I'm a systems guy through and through.

And I want to see our current economic system cured of its consumer-centric illness. But when it comes to gift-giving, sometimes you just need an alternate system.

Don't look to Wikipedia or Google to find your alternative gift-giving guide. Use these two instead:

  • The Ultimate Clutter-Free Gift Guide. Brooke McAlary of Slow Your Home has one of the best alternative gift guides, especially if you have kids. You'll find great variations on the “experiences over things” theme here, plus ways to broaden horizons while living healthier and helping the less fortunate. You'll appreciate the “why” behind the “what” and there's a boatload of both.
  • 72 Clutter Free Gift Ideas. This Getting Organized Magazine infographic is most helpful if you need lots of ideas and like bullet points. Actually, I'm tempted to aggregate the categories and sub-categories in this picture with some other sources for an upcoming Spreadsheet Spotlight.
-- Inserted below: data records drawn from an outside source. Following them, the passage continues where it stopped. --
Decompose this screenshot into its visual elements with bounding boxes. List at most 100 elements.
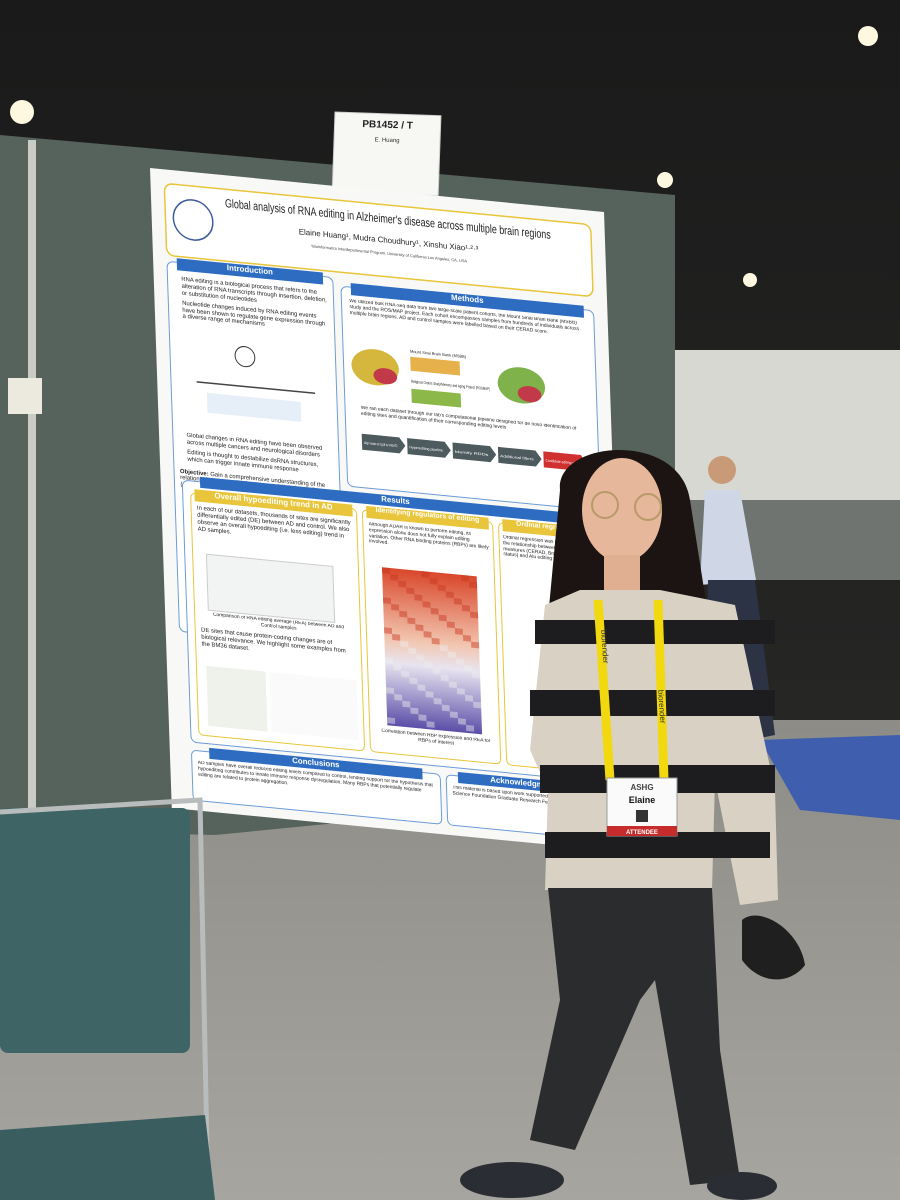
lanyard <box>593 599 669 781</box>
heatmap-cell <box>422 601 431 608</box>
heatmap-cell <box>438 614 447 622</box>
shirt <box>700 490 756 585</box>
pipeline-step <box>407 438 451 458</box>
heatmap-cell <box>407 617 416 625</box>
heatmap-cell <box>445 591 454 599</box>
heatmap-cell <box>393 664 402 671</box>
shoe <box>707 1172 777 1200</box>
cohort-label: Mount Sinai Brain Bank (MSBB) <box>410 349 467 360</box>
lanyard-text: biorender <box>656 690 667 725</box>
heatmap-cell <box>461 604 471 612</box>
heatmap-cell <box>392 634 401 641</box>
heatmap-cell <box>382 597 392 605</box>
heatmap-cell <box>463 664 473 672</box>
heatmap-cell <box>465 694 474 702</box>
conclusions-header-bar <box>209 747 423 780</box>
glasses <box>634 493 662 521</box>
glasses <box>591 491 619 519</box>
pipeline-step <box>452 442 497 463</box>
jeans <box>530 888 740 1185</box>
chair-back <box>0 808 190 1053</box>
cohort-regions <box>410 356 461 376</box>
chair-frame <box>0 797 211 1200</box>
heatmap-cell <box>453 598 462 605</box>
heatmap-cell <box>400 640 409 648</box>
heatmap-cell <box>431 637 440 645</box>
heatmap-cell <box>457 718 467 725</box>
heatmap-cell <box>386 687 395 695</box>
heatmap-cell <box>424 661 433 668</box>
heatmap-cell <box>426 721 435 728</box>
heatmap-cell <box>456 688 466 695</box>
lanyard-text: biorender <box>599 630 610 665</box>
heatmap-cell <box>408 647 417 655</box>
ceiling-light <box>657 172 673 188</box>
sweater-stripe <box>530 690 775 716</box>
heatmap-cell <box>418 714 427 722</box>
pipeline-step <box>361 433 406 454</box>
chair <box>0 797 215 1200</box>
heatmap-cell <box>387 717 396 725</box>
panel-2-header-bar <box>366 505 489 530</box>
heatmap-cell <box>462 634 472 642</box>
heatmap-cell <box>417 684 426 692</box>
pipeline-step-label: Hyperediting pipeline <box>409 445 443 452</box>
badge-qr <box>636 810 648 822</box>
heatmap-cell <box>421 571 430 578</box>
panel-1-header-bar <box>194 489 353 517</box>
badge-role-bar <box>607 826 677 836</box>
heatmap-cell <box>433 697 442 705</box>
neck <box>604 555 640 595</box>
pipeline-step-label: Align reads to hg19 w/ HISAT2 <box>364 441 398 448</box>
badge-name: Elaine <box>629 795 656 805</box>
pipeline-step-label: Candidate editing sites <box>546 459 580 466</box>
heatmap-cell <box>425 691 434 698</box>
heatmap-cell <box>470 611 479 619</box>
editing-diagram <box>196 346 316 422</box>
presenter: biorender biorender ASHG Elaine ATTENDEE <box>460 450 805 1200</box>
heatmap-cell <box>472 671 481 679</box>
brain-region <box>373 368 398 385</box>
heatmap-cell <box>437 584 446 592</box>
heatmap-cell <box>401 670 410 678</box>
heatmap-cell <box>399 610 408 618</box>
sweater <box>530 590 778 905</box>
head <box>708 456 736 484</box>
poster: Global analysis of RNA editing in Alzhei… <box>150 168 626 852</box>
heatmap-cell <box>416 654 425 662</box>
boxplot-figure <box>205 553 336 624</box>
heatmap-cell <box>429 577 438 585</box>
shoe <box>460 1162 564 1198</box>
heatmap-cell <box>394 694 403 701</box>
heatmap-cell <box>460 574 470 582</box>
title-box <box>163 183 594 297</box>
results-header-bar <box>199 476 592 526</box>
paper-cup <box>8 378 42 414</box>
badge-event: ASHG <box>630 783 653 792</box>
ceiling-light <box>858 26 878 46</box>
gene-notes <box>269 671 359 741</box>
heatmap-cell <box>414 594 423 602</box>
gene-table <box>206 665 268 732</box>
heatmap-cell <box>384 627 393 635</box>
pipeline-step-label: Identify RDDs <box>455 450 489 457</box>
heatmap-cell <box>430 607 439 615</box>
heatmap-cell <box>385 657 394 665</box>
university-seal <box>172 199 214 241</box>
heatmap-cell <box>441 704 450 712</box>
heatmap <box>381 567 483 735</box>
heatmap-cell <box>398 580 407 588</box>
heatmap-body <box>381 567 483 735</box>
ceiling-light <box>10 100 34 124</box>
heatmap-cell <box>406 587 415 595</box>
diagram-strand <box>196 381 316 395</box>
heatmap-cell <box>391 604 400 611</box>
heatmap-cell <box>447 651 456 659</box>
heatmap-cell <box>410 707 419 715</box>
intro-header-bar <box>176 258 324 285</box>
pipeline-step-label: Additional filters <box>500 454 534 461</box>
ceiling-light <box>743 273 757 287</box>
diagram-table <box>206 392 302 422</box>
pipeline-step <box>497 446 542 467</box>
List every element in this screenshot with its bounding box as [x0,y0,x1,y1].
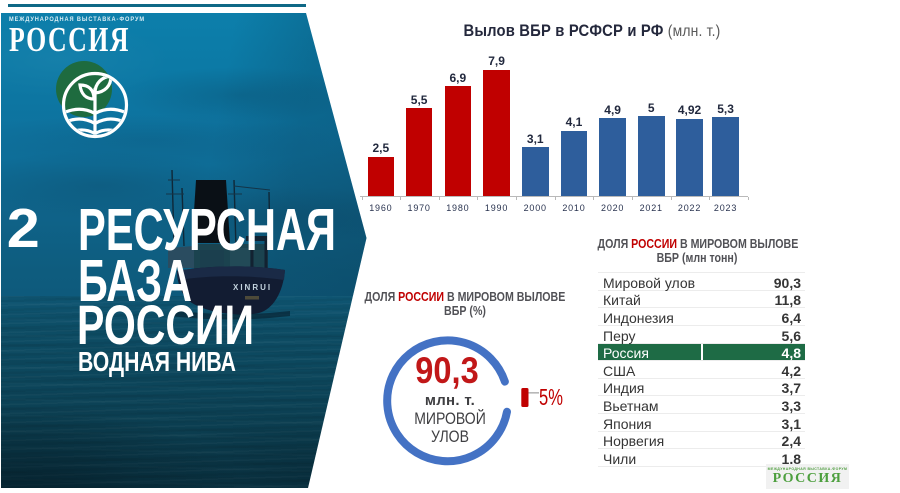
svg-text:XINRUI: XINRUI [233,283,272,292]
Would you dig that?

Spread the gift love and share your own resource in the comments if you have one.

You Have a Decision to Make

We can bust so many consumer-driven paradigms together.

It doesn't take much to make an impact. Skip the wrapping paper, save a tree or three, and give your gift au naturel.

If you're going to buy feelings, get the tree of joy, not the mayfly of gratitude.

And to become a gift-giving trendsetter, just ignore the unsustainable status quo. Your friends and family will be confused at first. But then they'll become intrigued. And as intrigue leads to meaningful conversations, that's where we'll make our long-term impact.

Give the gift of being intentional this year. Your environment, bank account, and the people you love will thank you.